Throughout history, our publishing techniques have been very different.  Though we are not published the same way as the Romans, the ideas of being heard and expressing our ideas, are the same. Our innovations in technology are always on the wave of change. Everyday something new is on the web for people to use to broadcast themselves. The sense of blogging arose from emerging social media and the thought of two way communication instead of one way publishing models. The start of blogs came from online journals. The "very first blogger" was a student named Justin Hall. Hall would journal about his personal observations on relationships, jobs, and family. His "journal" contained 4,800 posts and lead the way as an individual publisher. Hall was also the creator of LiveJournal, a host of over 10 million journal accounts. These journal entries soon turned into the new idea of blogs.

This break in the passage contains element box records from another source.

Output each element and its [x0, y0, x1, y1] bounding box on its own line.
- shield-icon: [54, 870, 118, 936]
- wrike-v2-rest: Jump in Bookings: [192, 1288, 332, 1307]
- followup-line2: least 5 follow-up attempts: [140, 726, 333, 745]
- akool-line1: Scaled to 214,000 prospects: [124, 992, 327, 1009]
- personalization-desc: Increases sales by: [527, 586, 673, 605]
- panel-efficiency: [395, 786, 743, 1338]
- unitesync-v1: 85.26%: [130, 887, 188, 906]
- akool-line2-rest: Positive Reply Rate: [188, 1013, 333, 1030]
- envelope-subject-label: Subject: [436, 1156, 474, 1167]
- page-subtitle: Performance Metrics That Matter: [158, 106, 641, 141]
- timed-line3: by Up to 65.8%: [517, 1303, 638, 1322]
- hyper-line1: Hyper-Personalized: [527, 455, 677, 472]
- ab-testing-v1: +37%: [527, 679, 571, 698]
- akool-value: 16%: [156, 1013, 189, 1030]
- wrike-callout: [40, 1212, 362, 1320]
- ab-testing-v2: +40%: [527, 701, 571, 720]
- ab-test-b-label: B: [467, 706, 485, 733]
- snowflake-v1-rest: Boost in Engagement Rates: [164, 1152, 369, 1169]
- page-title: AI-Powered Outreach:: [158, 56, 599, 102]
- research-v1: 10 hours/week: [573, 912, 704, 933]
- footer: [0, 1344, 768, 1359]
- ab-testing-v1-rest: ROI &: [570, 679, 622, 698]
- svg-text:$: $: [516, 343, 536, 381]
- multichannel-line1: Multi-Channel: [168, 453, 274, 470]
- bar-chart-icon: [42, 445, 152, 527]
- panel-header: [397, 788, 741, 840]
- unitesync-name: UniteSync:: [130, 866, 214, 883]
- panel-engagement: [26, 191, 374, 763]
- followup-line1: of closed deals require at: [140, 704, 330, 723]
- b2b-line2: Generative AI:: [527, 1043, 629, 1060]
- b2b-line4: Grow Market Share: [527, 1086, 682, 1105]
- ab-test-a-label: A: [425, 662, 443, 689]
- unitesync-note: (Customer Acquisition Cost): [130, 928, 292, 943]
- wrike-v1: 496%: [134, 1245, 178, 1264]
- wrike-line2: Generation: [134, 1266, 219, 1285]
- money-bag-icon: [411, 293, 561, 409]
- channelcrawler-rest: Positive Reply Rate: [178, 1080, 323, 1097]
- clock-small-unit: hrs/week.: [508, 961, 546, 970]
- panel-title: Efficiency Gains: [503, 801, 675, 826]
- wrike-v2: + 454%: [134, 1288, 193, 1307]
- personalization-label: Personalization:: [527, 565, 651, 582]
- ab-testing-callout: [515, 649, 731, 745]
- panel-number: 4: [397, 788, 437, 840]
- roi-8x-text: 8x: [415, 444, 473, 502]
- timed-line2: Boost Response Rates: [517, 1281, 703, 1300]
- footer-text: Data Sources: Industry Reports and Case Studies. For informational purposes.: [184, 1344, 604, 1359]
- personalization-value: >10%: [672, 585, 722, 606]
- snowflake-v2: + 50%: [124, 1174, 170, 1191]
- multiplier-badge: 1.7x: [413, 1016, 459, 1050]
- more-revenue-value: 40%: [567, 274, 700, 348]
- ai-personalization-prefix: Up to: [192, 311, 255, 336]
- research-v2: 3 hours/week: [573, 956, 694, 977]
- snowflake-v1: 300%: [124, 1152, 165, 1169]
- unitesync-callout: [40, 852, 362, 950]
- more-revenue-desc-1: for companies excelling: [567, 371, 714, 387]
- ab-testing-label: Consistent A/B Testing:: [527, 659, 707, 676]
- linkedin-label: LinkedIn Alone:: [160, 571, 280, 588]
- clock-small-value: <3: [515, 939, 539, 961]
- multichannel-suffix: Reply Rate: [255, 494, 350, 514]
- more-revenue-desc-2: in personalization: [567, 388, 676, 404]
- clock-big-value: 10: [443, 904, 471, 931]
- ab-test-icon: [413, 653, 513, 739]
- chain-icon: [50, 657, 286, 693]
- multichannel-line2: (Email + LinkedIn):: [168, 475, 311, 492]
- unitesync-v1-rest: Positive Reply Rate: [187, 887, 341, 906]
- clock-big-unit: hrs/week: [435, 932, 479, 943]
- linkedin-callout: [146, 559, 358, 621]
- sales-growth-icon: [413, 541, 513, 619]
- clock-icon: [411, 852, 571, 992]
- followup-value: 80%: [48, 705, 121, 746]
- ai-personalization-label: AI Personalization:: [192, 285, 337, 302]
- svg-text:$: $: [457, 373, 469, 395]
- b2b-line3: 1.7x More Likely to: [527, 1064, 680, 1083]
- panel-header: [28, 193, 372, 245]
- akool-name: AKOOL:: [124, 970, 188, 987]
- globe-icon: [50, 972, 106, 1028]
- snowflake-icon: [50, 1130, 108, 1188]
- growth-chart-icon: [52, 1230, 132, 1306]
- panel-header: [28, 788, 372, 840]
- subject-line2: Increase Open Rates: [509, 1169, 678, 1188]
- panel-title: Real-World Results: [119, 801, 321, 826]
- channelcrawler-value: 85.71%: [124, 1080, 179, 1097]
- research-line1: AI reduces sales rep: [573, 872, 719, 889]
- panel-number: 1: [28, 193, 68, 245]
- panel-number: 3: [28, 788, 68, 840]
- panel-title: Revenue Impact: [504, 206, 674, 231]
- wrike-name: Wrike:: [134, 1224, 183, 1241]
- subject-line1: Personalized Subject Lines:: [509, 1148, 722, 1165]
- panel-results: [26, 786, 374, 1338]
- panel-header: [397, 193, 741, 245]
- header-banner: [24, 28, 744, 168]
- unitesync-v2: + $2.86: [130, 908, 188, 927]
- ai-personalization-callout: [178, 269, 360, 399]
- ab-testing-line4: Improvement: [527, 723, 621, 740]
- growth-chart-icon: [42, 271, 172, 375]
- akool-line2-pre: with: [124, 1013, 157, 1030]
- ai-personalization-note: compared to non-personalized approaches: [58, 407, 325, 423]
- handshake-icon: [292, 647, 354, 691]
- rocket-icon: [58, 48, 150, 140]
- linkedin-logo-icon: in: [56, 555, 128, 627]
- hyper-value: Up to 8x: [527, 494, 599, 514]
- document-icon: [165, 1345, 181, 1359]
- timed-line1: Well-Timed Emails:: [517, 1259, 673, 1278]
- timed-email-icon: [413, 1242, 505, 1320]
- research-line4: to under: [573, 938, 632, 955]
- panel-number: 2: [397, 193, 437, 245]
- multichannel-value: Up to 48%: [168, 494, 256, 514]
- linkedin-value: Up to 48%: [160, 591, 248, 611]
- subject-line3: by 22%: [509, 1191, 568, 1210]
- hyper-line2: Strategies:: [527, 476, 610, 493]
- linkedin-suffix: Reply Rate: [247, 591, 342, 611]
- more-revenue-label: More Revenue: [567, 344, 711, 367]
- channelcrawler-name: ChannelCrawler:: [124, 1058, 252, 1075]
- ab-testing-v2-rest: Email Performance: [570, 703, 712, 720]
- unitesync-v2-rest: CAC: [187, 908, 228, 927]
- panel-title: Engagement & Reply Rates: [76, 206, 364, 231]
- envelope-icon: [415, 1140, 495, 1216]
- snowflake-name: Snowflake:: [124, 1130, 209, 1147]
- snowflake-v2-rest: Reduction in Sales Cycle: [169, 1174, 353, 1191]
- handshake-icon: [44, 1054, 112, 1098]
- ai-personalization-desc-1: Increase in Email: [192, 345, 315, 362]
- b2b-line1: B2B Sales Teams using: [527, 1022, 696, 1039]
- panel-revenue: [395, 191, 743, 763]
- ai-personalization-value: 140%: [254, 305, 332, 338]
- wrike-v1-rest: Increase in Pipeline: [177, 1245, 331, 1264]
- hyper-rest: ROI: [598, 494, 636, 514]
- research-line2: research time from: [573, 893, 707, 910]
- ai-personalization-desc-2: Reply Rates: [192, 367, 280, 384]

Blogs arose around the year 1999 with the launch of Blogger. Blogger was purchased by Google and the creations of blogs began to take shape. Ben and Mena Trott released the Movable Type 1.0 from their San Francisco apartment. Movable Type is now the home to millions of bloggers. Now there are millions of blog outlets and they are being used every day. Social media has been over looked in the past but now it is an essential component of a company. Big companies such as General Motors, Southwest Airlines, blog on a regular basis and encourage two way communication with their customers. This is a way to manage their customer feedback system and make sure they are on the right track.

This chapter delved into the insights about blogs, podcasts, RSS feeds and more. The section on blogs was very enlightening as it provided me with the history of blogs and allowed me to understand how far personal publishing has come in the last ten years.  I can only imagine what we will see in 2020.

1 comment:

  1. It wouldn't surprise me if the future of blogging in 2020 consisted of not only much more video entities, but also the intertwined the use of websites becoming three dimensional and as Corrine pointed out in class even more user owned through the use of services like google sidebar. In this way, I think that the future of blogging will evolve from the use of individuals broadcasting their thoughts to entire communities communicating through the use of more artistic expressions. In this way, companies will no longer really own websites but people will own the entire space of the internet transforming these flat, linear spaces that we now navigate into a flourish of light, color, and sound. My feeling is that this transformation would make accessing the internet and web logs much more of an experience rather than a chore.